Tourism revival in Japan's disaster-hit areas

Revitalization tourism, in which people visit ruins left by the Great East Japan Earthquake and related facilities to learn from the disaster, is seeing a revival after a slump caused by the novel coronavirus.

Now that COVID 19 has been reclassified as a category for less dangerous diseases, visitors to Tohoku are expected to increase. Local governments are developing ways to keep visitors and prevent the disaster from fading from people's memory.

The Minami Sanriku Hotel Kanyo operates a storyteller bus that takes visitors to disaster ruins in Minami-Sanriku, Miyagi Prefecture, where 831 people died in the disaster. On the bus on June 3, hotel employee Shun Ito, 48, held up a picture of a 14-meter-high hill on which a junior high school used to stand right after the tsunami hit it.

All of the high ground was swallowed by the tsunami. The tsunami went inland and came from the mountain side, Ito told the 40 or so people riding the bus, who expressed surprise.

I realized the importance of thinking on a regular basis about how to evacuate, so that we can make the right decision in the event of a disaster, said a 63-year-old nurse from Aomori, who was taking the bus tour for the first time. The bus tour started in 2012, with 37,096 passengers in 2019, but the number dropped to 122,219 in 2021 amid the pandemic. The figure recovered to more than 20,000 last year, and 5,394 people had taken the tour by May, the same level as last year.

The number of participants in earthquake disaster study programs held in Iwate, Miyagi and Fukushima prefectures dropped in 2020 from 172,859 in 2019 to 74,277 in 2020, according to the 3.11 Memorial Network, a public interest organization. In 2022, when throughout most of the year there were no restrictions on activities, such as from a state of emergency declaration, the number recovered to 157,594.
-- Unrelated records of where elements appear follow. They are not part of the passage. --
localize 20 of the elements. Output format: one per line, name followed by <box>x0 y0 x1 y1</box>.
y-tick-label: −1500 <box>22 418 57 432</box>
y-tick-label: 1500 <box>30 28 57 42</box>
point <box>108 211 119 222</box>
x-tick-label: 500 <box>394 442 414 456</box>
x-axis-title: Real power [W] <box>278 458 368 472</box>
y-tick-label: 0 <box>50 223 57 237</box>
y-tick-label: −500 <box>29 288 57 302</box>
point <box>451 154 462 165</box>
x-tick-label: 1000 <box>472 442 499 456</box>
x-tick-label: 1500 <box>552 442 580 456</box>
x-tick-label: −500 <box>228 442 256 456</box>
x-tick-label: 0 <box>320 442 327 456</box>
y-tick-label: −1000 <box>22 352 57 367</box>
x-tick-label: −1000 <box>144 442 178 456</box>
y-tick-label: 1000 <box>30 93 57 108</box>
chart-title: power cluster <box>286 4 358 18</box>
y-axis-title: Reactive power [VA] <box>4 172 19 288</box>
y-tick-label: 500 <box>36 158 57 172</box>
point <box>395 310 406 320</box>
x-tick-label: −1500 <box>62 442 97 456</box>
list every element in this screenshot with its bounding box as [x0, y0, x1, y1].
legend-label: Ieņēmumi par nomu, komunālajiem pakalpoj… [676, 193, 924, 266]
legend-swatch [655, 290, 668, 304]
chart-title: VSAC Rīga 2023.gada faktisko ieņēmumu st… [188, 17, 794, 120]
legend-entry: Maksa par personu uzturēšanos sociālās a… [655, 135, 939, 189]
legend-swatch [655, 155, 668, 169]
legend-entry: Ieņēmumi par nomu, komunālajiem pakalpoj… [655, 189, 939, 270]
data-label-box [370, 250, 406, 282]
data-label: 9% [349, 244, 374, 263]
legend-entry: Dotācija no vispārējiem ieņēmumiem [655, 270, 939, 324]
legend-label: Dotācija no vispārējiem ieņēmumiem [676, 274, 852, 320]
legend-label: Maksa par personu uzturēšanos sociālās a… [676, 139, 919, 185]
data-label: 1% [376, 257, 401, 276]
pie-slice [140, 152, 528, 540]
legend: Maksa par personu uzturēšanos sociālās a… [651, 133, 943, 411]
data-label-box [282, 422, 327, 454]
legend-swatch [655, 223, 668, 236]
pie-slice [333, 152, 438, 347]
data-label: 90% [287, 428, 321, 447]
Many want to listen to what people have to say in disaster-affected areas, organisation director Masaharu Nakagawa, 46, said, adding that school field trips to the area are also increasing.

To improve visitor satisfaction, every municipality is creating its own strategies to improve visitor satisfaction.

In February, the city government of Rikuzen-Takata, Iwate Prefecture, implemented an experiment where a self-driving electric bus was utilized to tour the Toyota Takatamatsubara Memorial Park for the Tsunami disaster, where the miracle pine tree is located. Tourists have complained they cannot see everything on foot, which is the size of the park. New York City will again conduct the electric bus experiment next September, the city's official website said.

The Sendai city government will launch a bus service that will link the city's subway stations with Arahama Elementary School, a disaster-hit school, as well as agritourism spots and commercial facilities built on disaster-hit areas. The service will run from July to August for the summer vacation period.

We would like visitors to see the revitalization of disaster-stricken areas and at the same time strengthen the local economy, said an official in the city's tourism division.

In May, the Prefecture of Fukushima Prefecture opened a support center in the coastal town of Tomioka to encourage visitors to visit disaster-prone facilities. Three staff members from the tourism and local specialties exchange association of Fukushima Prefecture are stationed at the center to provide information on tours and develop new destinations.